By bringing TeraThink’s application development and data analytics to its federal government subsidiary, CGI continues its strategy of using mergers and acquisitions to build end-to-end solutions.

One of the world’s biggest IT consulting firms intends to strengthen its offerings to the U.S. federal government through the acquisition of Virginia-based competitor TeraThink.

According to a news release this week, CGI has signed an agreement with TeraThink for a deal expected to close by the end of the month, the terms of which have not been disclosed. The announcement described the merger as a way to bolster CGI’s federal subsidiary, CGI Federal, by combining its broad range of IT services with TeraThink’s agile enablement, application development and data analytics capabilities. Purportedly, the result will be CGI offering greater expertise and application development to federal customers.

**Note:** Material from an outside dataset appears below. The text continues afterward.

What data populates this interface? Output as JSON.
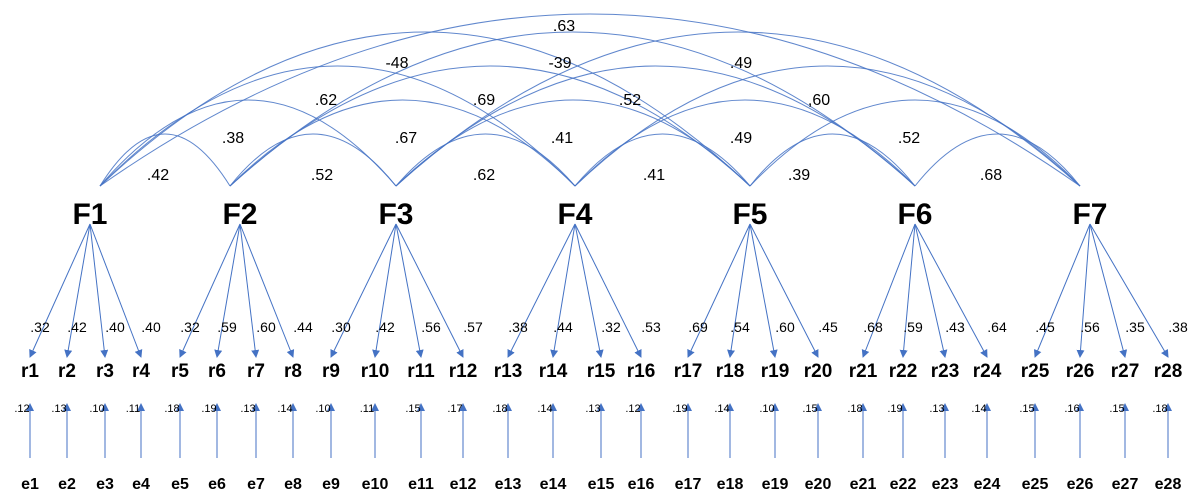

"TeraThink and its approximately 250 professionals have made significant contributions for their federal government clients," said CGI President and CEO George Schindler in a statement. "Through combined portfolios, we strengthen our capabilities and broaden our offerings to meet the growing digitization needs of federal agencies."

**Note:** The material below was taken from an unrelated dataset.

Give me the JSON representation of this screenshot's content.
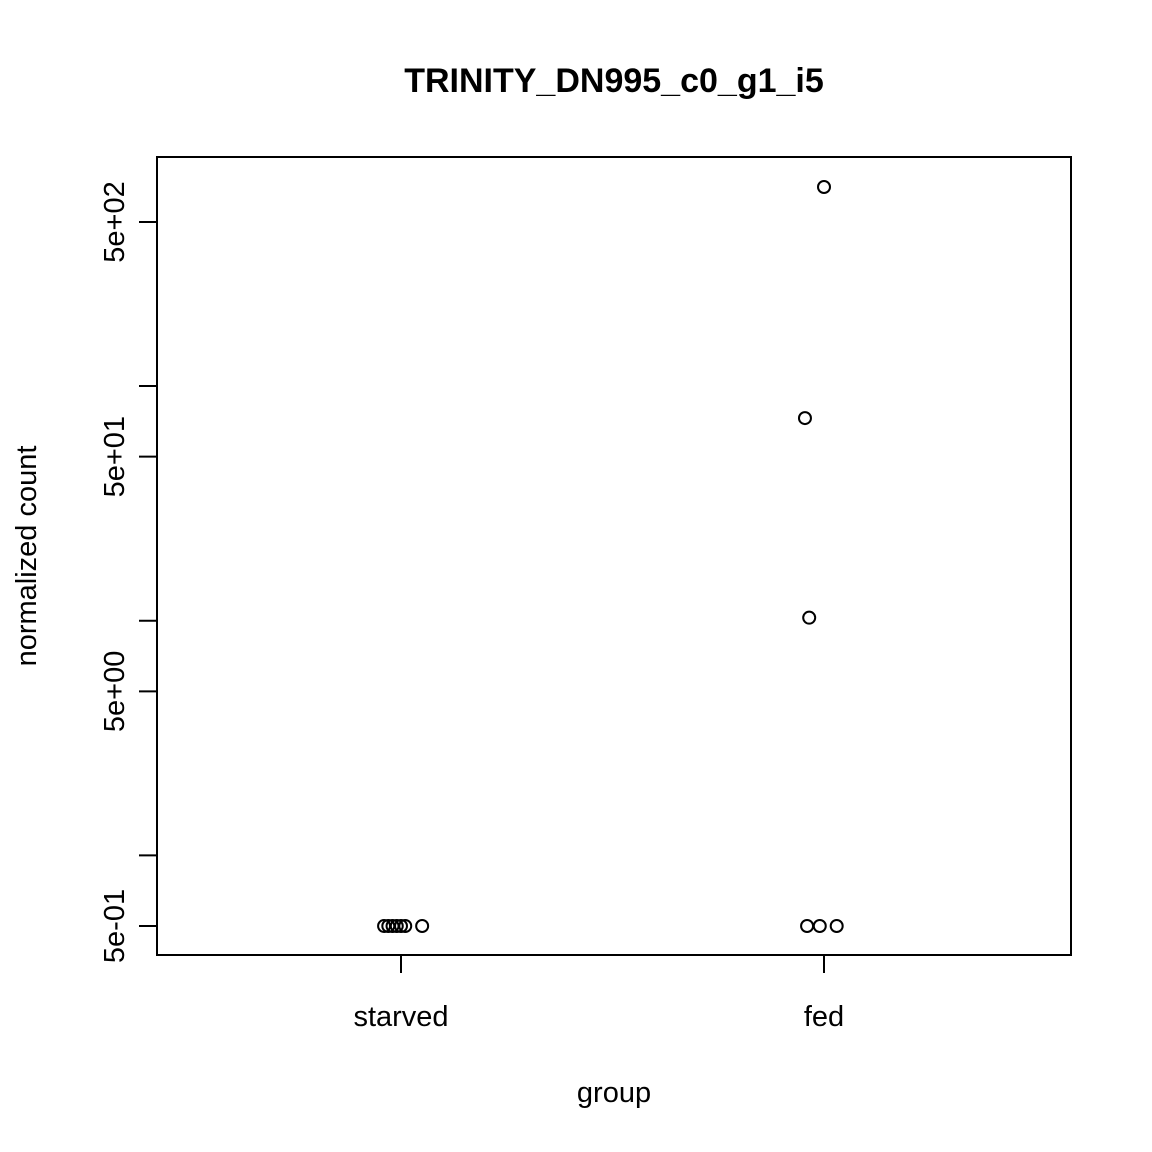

Merging with other companies to create more unified, end-to-end solutions has been a core, explicit part of CGI’s strategy for decades. The company’s website says it gained more than half of its consultants that way, having completed nine mergers in the last two years and 89 since going public in 1986.

CGI’s acquisition of a company whose primary business comes from federal departments and defense contracts suggest a continued focus on that sector. CGI’s website says it has been serving state and local governments in some capacity since the company’s founding in 1976, and has worked on projects in 46 states and 200 local governments, plus most provinces in Canada and regional clients throughout Europe and Australia. But the website lists dozens of tools aimed at private and federal clients, and three for state and local: one for case management, one for debt recovery and one for enterprise resource planning.